Greg Hong, CEO of Reserve, a restaurant reservations and payment app, has some advice pertaining to this often fatal mistake. "Listen to your customers and potential partners. Actively ask them for their feedback, criticism, praise and advice and make sure to really think about how to incorporate any changes into your business. There are a lot of smart people who can help you succeed, but you do have to ask and listen," said Hong.
Spending too Much Money on Customer Acquisition
Customer acquisition is expensive, yet necessary. The problem in SpoonRocket’s case is that the cost of the meals didn’t cover the delivery and operating costs. The company was also spending too much cash on getting new customers. This was in attempt to stay in business. There should have been more of a focus on profit margins and on building a repeat customer base.
Most of their customers would order from the service a few times before discarding the meals as low-quality and not worth the low cost. So, the company was constantly on the look-out for new customers to fill the void.
Not to mention, SpoonRocket’s last funding round was in May of 2014. So the company should have pushed for another funding round.
Another recently shut down food-focused startup is Dinner Lab. This company was much different than SpoonRocket and so are the reasons it failed.
In mid-April, the company announced on its website that it was going to halt operations. “We put every ounce of our energy into developing a product that you wanted to engage with regularly, but we weren't able to turn the corner on creating a profitable enough enterprise to support our ambitions,” according to the goodbye post on the dinnerlab.com.
Dinner Lab was a pop-up food event service. The company would throw weekly fine dining dinners featuring the food of up-and-coming chefs in different cities across the US.
The company raised roughly $9.1 million and the concept seemed like a social foodie’s dream event, so why didn’t the company survive?
It was a Logistical Nightmare
The dinners that were planned every week or at least every month would be in different cities. This meant the company had to have a solid event staff, many of which were full-time employees. Then, there were the contractors to also hire and manage.
But, the company also had to continue to develop new innovative concepts and new venues for every upcoming event. “We were trying to scale a business that was very logistically complicated and we were always screwing up. It was also really challenging to get solid, consistent margins. We stacked the deck against ourselves. There were a lot of variables that were difficult to manage. We had an ever-changing landscape of staff, sourcing ingredients and everything else. That’s also what made the product very cool,” said Brian Bordainick, founder of Dinner Lab to Forbes.com.
Investors Lost Interest
Dinner Lab had a successful first quarter of 2016, but the company didn’t make enough to profit or did it secure enough funding.
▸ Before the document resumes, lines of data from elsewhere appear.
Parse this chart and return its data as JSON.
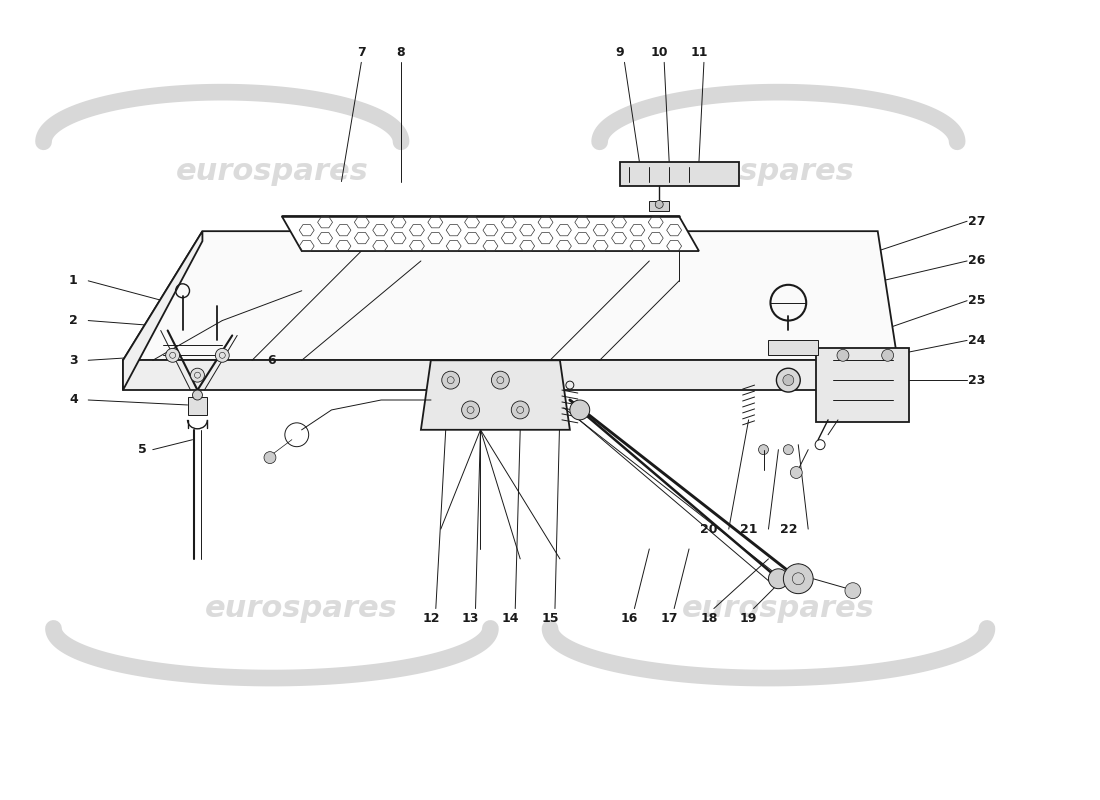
{
  "bg_color": "#ffffff",
  "line_color": "#1a1a1a",
  "watermark_color": "#d8d8d8",
  "watermark_text": "eurospares",
  "figsize": [
    11.0,
    8.0
  ],
  "dpi": 100,
  "xlim": [
    0,
    110
  ],
  "ylim": [
    0,
    80
  ]
}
This was partially because similar concepts were dropping like flies. Kitchensurfing, where users could book a private chef for the evening, closed up shop in April. So did Storefront, where users could rent pop-up real estate, the month prior.
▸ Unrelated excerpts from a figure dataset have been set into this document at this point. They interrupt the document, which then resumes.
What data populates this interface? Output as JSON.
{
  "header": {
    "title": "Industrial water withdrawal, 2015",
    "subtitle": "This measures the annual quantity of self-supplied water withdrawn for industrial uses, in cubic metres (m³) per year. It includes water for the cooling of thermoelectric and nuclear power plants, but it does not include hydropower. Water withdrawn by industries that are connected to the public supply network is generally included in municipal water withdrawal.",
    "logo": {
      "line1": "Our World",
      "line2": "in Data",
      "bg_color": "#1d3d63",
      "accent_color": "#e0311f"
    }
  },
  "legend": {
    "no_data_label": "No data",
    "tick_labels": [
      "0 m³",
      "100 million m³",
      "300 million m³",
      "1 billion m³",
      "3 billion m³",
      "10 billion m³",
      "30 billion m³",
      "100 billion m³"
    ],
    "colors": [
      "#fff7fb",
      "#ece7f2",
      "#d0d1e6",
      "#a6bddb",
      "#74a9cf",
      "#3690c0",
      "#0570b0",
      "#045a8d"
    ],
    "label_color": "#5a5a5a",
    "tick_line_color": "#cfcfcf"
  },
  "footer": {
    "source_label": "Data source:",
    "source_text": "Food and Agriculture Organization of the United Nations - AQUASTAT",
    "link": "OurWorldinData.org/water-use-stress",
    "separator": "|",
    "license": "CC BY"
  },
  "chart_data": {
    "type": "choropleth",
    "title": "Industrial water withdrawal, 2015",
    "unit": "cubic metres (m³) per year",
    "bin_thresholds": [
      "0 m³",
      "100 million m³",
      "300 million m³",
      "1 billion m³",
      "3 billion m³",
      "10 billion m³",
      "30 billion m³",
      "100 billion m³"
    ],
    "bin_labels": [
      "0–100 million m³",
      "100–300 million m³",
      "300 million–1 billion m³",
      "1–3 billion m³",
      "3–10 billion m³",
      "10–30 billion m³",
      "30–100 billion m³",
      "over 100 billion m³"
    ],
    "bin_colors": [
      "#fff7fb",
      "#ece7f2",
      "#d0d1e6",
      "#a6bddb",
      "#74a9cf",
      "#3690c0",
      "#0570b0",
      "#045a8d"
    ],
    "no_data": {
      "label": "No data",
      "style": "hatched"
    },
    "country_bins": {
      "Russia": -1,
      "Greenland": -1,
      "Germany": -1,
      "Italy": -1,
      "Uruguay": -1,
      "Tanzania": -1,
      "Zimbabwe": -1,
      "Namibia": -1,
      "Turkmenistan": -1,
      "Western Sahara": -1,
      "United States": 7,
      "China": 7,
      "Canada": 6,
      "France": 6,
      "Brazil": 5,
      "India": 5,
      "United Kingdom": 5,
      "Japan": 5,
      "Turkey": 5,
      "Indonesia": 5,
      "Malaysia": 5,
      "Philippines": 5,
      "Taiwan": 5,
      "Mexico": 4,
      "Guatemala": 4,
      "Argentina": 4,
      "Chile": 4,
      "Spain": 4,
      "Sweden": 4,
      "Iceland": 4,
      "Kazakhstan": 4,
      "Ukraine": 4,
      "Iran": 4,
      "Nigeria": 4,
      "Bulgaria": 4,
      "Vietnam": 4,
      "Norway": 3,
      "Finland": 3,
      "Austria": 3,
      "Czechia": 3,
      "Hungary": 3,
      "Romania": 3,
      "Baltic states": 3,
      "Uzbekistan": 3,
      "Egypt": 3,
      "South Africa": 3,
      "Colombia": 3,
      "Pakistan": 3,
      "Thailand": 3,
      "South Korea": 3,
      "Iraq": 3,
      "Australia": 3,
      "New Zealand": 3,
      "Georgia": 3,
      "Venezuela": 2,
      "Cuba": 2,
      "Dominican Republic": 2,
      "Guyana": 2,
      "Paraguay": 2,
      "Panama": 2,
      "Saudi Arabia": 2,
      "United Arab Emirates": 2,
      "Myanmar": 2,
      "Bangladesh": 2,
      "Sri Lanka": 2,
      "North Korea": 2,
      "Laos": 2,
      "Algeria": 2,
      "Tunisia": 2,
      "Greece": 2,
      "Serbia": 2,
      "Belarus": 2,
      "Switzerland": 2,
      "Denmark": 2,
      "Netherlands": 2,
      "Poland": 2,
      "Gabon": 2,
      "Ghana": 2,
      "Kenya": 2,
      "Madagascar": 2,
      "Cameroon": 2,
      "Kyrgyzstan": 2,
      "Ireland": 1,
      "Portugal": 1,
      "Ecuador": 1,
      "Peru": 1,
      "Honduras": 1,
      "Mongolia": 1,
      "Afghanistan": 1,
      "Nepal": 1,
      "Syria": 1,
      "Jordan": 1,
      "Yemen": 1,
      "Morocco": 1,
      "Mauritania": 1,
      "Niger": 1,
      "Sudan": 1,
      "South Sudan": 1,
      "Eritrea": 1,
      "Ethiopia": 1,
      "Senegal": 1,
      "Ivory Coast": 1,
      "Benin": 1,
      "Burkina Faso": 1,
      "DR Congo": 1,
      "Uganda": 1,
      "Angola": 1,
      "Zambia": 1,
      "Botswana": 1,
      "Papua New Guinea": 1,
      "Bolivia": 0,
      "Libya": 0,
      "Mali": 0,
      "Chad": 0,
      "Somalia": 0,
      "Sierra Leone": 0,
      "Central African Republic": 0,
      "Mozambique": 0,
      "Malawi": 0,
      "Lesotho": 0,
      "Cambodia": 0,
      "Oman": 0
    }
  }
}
Investors then started to lose faith in these type of services. Although these concepts were innovative and cool, the logistical challenges led to their demise.
Unfortunately, SpoonRocket and Dinner Lab will not be the last. Other food-focused companies, like Spoonjoy, Swiggy, Good Eggs, Radish and TinyOwl have also been forced to shut down. So this begs the question, which startup will be next?
Nonetheless, food tech startups will have to step up their game.
"There is some consolidation in the marketplace as we see clear winners emerging who can take on entrenched incumbents. There has been a lot of interest in this space and a lot of great ideas, and we're starting to see some of the best really take root and persist," said Hong.